The ongoing re-pricing of Apple shares highlights how deeply the global tech sector’s fortunes are linked to the success of its artificial intelligence roadmaps. As tech giants collectively spend over $100 billion annually to construct high-performance data centers, investors are demanding immediate financial execution rather than long-term promises. Even a minor 1.5% adjustment in global hardware sales or subscriber retention can heavily impact a company’s quarterly earnings. By relying on Google’s Gemini model to power its virtual assistant, Apple is highlighting how challenging it has become for even the world’s most valuable consumer brands to build advanced AI systems entirely in-house.
Ultimately, Apple’s mixed WWDC 2026 keynote represents a critical transition phase for the legendary hardware pioneer.

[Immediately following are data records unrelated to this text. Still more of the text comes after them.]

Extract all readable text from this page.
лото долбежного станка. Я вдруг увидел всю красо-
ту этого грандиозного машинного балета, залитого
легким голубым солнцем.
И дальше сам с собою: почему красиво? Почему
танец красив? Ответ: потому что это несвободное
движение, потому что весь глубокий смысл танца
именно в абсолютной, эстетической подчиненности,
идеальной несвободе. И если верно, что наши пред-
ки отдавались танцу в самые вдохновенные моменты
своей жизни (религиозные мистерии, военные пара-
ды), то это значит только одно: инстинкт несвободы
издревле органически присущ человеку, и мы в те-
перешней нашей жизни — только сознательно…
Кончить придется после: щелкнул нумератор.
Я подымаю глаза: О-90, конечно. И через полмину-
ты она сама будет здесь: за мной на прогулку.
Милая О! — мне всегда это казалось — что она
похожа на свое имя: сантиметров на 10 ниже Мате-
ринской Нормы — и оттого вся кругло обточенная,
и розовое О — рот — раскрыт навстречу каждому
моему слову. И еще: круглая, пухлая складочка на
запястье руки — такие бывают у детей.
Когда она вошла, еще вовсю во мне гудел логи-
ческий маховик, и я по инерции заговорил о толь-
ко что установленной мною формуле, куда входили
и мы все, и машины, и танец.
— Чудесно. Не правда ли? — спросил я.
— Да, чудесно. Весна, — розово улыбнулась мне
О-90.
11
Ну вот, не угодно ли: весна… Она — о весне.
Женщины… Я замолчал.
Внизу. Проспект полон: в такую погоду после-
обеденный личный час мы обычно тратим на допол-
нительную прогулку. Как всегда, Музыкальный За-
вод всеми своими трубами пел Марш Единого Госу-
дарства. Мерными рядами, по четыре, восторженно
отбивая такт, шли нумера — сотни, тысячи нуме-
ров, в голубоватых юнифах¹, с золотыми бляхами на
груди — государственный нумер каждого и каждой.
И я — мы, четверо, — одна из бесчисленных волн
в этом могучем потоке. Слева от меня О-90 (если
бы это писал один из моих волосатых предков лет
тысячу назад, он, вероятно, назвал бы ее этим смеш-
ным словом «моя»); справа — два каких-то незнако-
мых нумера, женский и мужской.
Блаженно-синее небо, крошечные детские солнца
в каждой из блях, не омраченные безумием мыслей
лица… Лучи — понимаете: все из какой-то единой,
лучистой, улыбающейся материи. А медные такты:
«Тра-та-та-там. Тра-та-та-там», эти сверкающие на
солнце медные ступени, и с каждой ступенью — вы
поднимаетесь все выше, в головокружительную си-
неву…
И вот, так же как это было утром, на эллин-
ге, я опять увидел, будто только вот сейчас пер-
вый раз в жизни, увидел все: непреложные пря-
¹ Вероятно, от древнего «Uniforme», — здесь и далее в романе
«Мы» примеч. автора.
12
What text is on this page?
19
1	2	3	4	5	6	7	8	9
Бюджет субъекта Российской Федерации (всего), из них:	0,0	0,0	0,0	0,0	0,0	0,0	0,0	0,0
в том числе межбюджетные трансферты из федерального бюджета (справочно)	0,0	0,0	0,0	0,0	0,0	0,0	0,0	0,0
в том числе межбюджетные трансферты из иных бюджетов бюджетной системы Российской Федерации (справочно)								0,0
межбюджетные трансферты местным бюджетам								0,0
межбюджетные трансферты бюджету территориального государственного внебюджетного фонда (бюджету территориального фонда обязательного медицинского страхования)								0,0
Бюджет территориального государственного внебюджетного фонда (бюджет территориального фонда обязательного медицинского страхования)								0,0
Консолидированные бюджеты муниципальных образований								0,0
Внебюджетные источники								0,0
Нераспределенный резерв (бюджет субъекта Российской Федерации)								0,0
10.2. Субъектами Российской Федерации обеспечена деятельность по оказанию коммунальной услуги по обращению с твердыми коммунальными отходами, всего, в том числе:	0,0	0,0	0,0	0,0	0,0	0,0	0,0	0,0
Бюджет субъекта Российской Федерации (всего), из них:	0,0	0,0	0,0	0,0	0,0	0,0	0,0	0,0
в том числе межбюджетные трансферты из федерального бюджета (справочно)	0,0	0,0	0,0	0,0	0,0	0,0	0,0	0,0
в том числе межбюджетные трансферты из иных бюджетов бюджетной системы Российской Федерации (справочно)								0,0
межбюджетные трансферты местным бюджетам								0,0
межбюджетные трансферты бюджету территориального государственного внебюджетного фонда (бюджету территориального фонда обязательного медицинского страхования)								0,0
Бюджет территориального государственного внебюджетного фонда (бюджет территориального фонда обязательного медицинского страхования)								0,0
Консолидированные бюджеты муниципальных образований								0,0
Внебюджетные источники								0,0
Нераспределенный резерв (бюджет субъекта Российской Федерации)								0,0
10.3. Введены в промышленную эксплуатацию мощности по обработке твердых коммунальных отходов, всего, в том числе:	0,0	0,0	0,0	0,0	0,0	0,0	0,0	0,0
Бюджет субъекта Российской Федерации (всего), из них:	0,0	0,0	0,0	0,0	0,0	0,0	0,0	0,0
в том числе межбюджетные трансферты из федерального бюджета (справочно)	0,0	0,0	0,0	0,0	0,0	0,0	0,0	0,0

While the tech giant successfully unveiled a highly advanced, privacy-first software suite and a clever monetization model built around iCloud+ subscriptions, its inability to provide a definitive launch date for Siri AI has temporarily soured investor enthusiasm. As the developer beta testing begins this week and public betas roll out in July, the coming months will serve as a vital testing ground. How successfully Apple executes its delayed software roadmap will determine whether Siri AI can finally trigger the massive hardware upgrade cycle investors are waiting for, or whether the company will continue to lag behind its more agile, cloud-native competitors.